Jamal (Dev Patel) es un joven de Bombay que ha vivido toda la vida en la indigencia y en la miseria más extremas y que, por un motivo desconocido, se encuentra concursando en la versión india del concurso televisivo ¿Quién quiere ser millonario?, ése en el que acertando preguntas se van acumulando cantidades de dinero hasta que con la última uno llega al éxtasis monetario. Como todo concurso-trampa, está diseñado para que nadie gane excepto cuando esto resulta aconsejable sobre la base de los resultados de audiencia (como ocurre a menudo en la televisión española, sin ir más lejos), y a todos sorprende que Jamal, un muchacho sin educación ni preparación de ninguna clase, vaya acertando una tras otra preguntas cuyo grado de dificultad de incrementa exponencialmente con cada fase del concurso. Obviamente, creen que existe alguna clase de trampa, y el presentador, el Sobera indio, que maneja el cotarro, de acuerdo con la policía secuestra al chico durante un parón del concurso para que sea interrogado en comisaría y confiese el engaño.
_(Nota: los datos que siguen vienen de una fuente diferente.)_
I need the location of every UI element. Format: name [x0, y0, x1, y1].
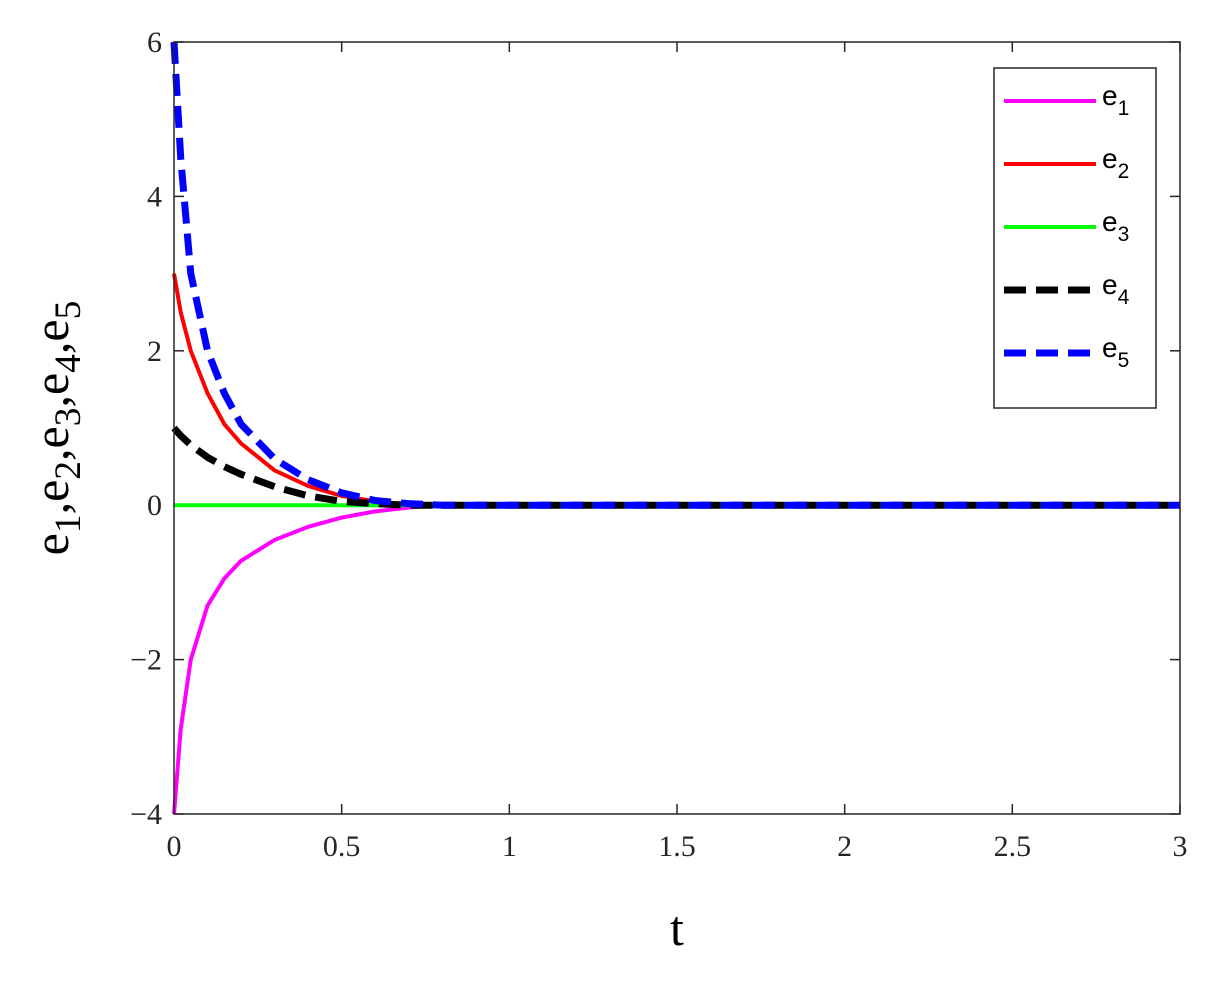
x-tick-label: 3 — [1173, 830, 1188, 863]
y-tick-label: 4 — [147, 180, 162, 213]
x-tick-label: 0 — [167, 830, 182, 863]
legend-label: e2 — [1102, 143, 1129, 183]
y-tick-label: 0 — [147, 489, 162, 522]
x-tick-label: 0.5 — [323, 830, 361, 863]
x-axis-label: t — [670, 900, 684, 956]
y-tick-label: −2 — [130, 644, 162, 677]
y-tick-label: 6 — [147, 26, 162, 59]
legend-label: e1 — [1102, 80, 1129, 120]
y-axis-label: e1,e2,e3,e4,e5 — [23, 301, 89, 556]
legend-box — [993, 67, 1157, 409]
x-tick-label: 2 — [837, 830, 852, 863]
legend-label: e3 — [1102, 206, 1129, 246]
x-tick-label: 2.5 — [994, 830, 1032, 863]
plot-frame — [173, 41, 1181, 815]
y-tick-label: 2 — [147, 335, 162, 368]
x-tick-label: 1 — [502, 830, 517, 863]
x-tick-label: 1.5 — [658, 830, 696, 863]
legend-label: e4 — [1102, 269, 1130, 309]
legend-label: e5 — [1102, 332, 1129, 372]
series-line — [170, 41, 1180, 509]
y-tick-label: −4 — [130, 798, 162, 831]
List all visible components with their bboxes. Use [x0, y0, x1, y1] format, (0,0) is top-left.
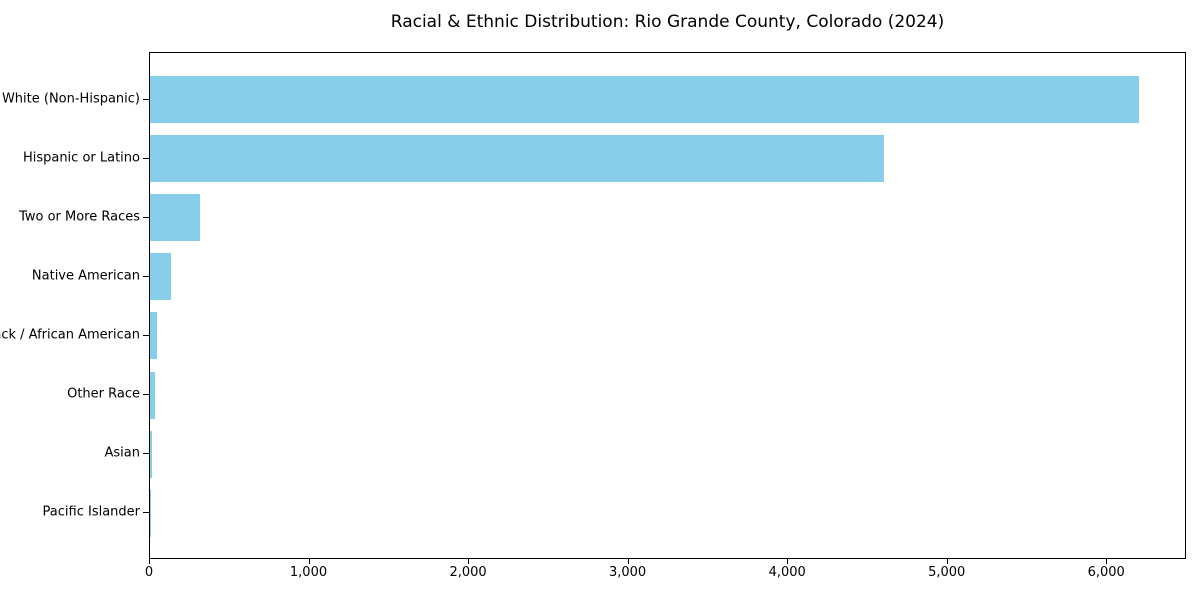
bar-black-african-american [150, 312, 158, 360]
x-tick-label: 6,000 [1087, 565, 1125, 580]
y-tick-mark [143, 394, 149, 396]
y-tick-mark [143, 334, 149, 336]
x-tick-mark [627, 559, 629, 564]
bar-other-race [150, 371, 155, 419]
bar-hispanic-or-latino [150, 135, 884, 183]
plot-area [149, 52, 1186, 559]
x-tick-label: 4,000 [768, 565, 806, 580]
y-tick-label-hispanic-or-latino: Hispanic or Latino [22, 150, 140, 166]
bar-row-native-american [150, 247, 1185, 306]
x-tick-label: 2,000 [449, 565, 487, 580]
x-tick-label: 5,000 [928, 565, 966, 580]
y-tick-mark [143, 512, 149, 514]
bar-row-asian [150, 425, 1185, 484]
bar-white-non-hispanic [150, 76, 1140, 124]
y-tick-label-native-american: Native American [31, 268, 140, 284]
x-tick-mark [1106, 559, 1108, 564]
y-axis-labels: White (Non-Hispanic) Hispanic or Latino Tw… [0, 52, 140, 559]
bar-two-or-more-races [150, 194, 200, 242]
bar-row-white-non-hispanic [150, 70, 1185, 129]
x-tick-label: 0 [144, 565, 154, 580]
x-tick-label: 1,000 [289, 565, 328, 580]
chart-title: Racial & Ethnic Distribution: Rio Grande… [390, 12, 945, 32]
y-tick-label-other-race: Other Race [67, 386, 140, 402]
y-tick-mark [143, 98, 149, 100]
bar-asian [150, 430, 152, 478]
y-tick-mark [143, 157, 149, 159]
bar-native-american [150, 253, 171, 301]
y-tick-label-black-african-american: Black / African American [0, 327, 140, 343]
y-tick-label-white-non-hispanic: White (Non-Hispanic) [1, 91, 140, 107]
x-tick-mark [149, 559, 150, 564]
y-tick-mark [143, 216, 149, 218]
bar-row-black-african-american [150, 306, 1185, 365]
x-tick-mark [787, 559, 789, 564]
y-tick-label-two-or-more-races: Two or More Races [19, 209, 140, 225]
bar-row-other-race [150, 365, 1185, 424]
y-tick-mark [143, 453, 149, 455]
x-tick-label: 3,000 [608, 565, 647, 580]
x-tick-mark [946, 559, 948, 564]
bar-row-two-or-more-races [150, 188, 1185, 247]
y-tick-label-asian: Asian [104, 445, 140, 461]
y-tick-mark [143, 275, 149, 277]
x-tick-mark [468, 559, 470, 564]
bars-container [150, 53, 1185, 558]
bar-row-hispanic-or-latino [150, 129, 1185, 188]
x-tick-mark [308, 559, 310, 564]
bar-row-pacific-islander [150, 484, 1185, 543]
y-tick-label-pacific-islander: Pacific Islander [42, 504, 140, 520]
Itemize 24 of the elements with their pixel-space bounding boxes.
Pero el joven tiene una explicación muy razonable y rocambolesca acerca de los motivos por los cuales sabe la respuesta a todas las preguntas hechas hasta el momento, con lo que, por un lado, la sorpresa es mayúscula y por otro la inquina del presentador hace que intente por todos los medios que Jamal no gane, aunque disimule simpáticamente ante la audiencia (vamos, como en la televisión española).
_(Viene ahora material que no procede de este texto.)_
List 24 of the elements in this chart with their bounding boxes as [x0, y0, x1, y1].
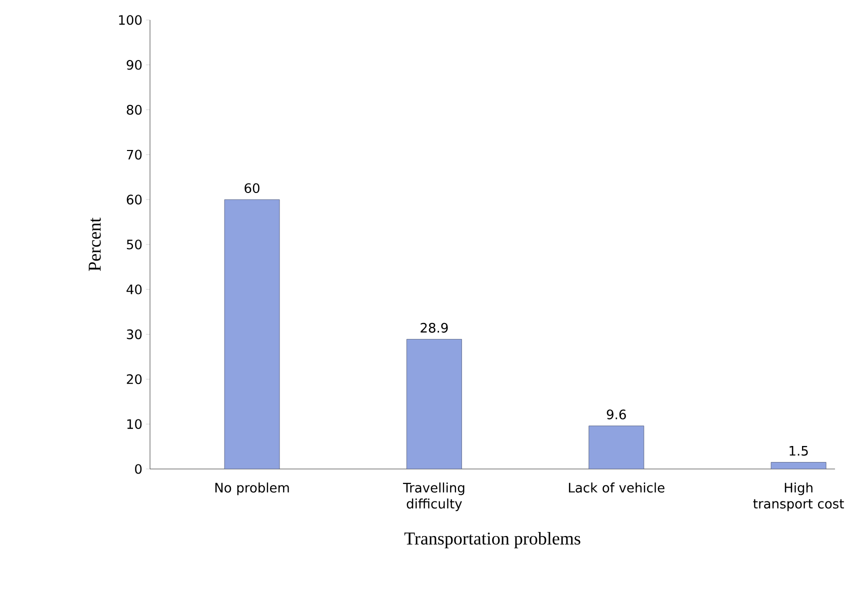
y-tick-label: 60 [126, 194, 142, 205]
y-tick-label: 70 [126, 150, 142, 160]
y-tick-label: 0 [135, 464, 142, 474]
x-tick-label: Lack of vehicle [568, 482, 664, 493]
data-label: 9.6 [606, 410, 626, 420]
x-tick-label: High transport cost [753, 482, 844, 512]
data-label: 60 [244, 183, 260, 194]
x-tick-label: Travelling difficulty [402, 482, 464, 512]
bar [406, 339, 462, 469]
y-tick-label: 80 [126, 104, 142, 115]
x-axis-title: Transportation problems [404, 532, 580, 548]
bar [224, 199, 280, 469]
bar [588, 426, 644, 469]
y-tick-label: 100 [119, 15, 142, 25]
y-tick-label: 20 [126, 374, 142, 384]
y-tick-label: 30 [126, 329, 142, 340]
data-label: 1.5 [790, 446, 808, 456]
y-tick-label: 90 [126, 60, 142, 70]
x-tick-label: No problem [215, 482, 289, 496]
y-tick-label: 50 [126, 240, 142, 250]
y-tick-label: 40 [126, 284, 142, 294]
data-label: 28.9 [420, 322, 448, 333]
y-axis-title: Percent [88, 218, 101, 271]
y-tick-label: 10 [127, 419, 142, 430]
La película es un deliberado ejercicio de despiste, de desorientación, de camuflaje, de engaño, de estafa, mucho mayor del que la policía pretende achacarle a Jamal pero en la misma línea, a fin de, sobre todo, hacer millonarios a quienes explotando mercadotécnicamente esta historia vacía han hecho el caldo gordo gracias a ella. El último mensaje de la película resulta de lo más inspirador y edificante, la lucha por la superación y la búsqueda del amor, todo en uno, snif, snif…, todo ello en aras de vender una historia gratificante que consiga, no remover, sino contentar conciencias bajo una engañosa y constante orgía de ruidos, músicas, colores, bullicio y bailongos ejercicios estilo Bollywood (el peor estilo de cine indio, exprimido hasta la saciedad en los medios occidentales desconocedores de la riqueza del auténtico cine de aquel país, ese que no produce folletines musicaloides de tres horas y media). Pero, si uno se cansa de tanta ofrenda a la molicie, piensa un poquito y empieza a escarbar, descubre el horror y la vulgar chapucería de un filme ramplón y asquerosamente edificado en la mentira.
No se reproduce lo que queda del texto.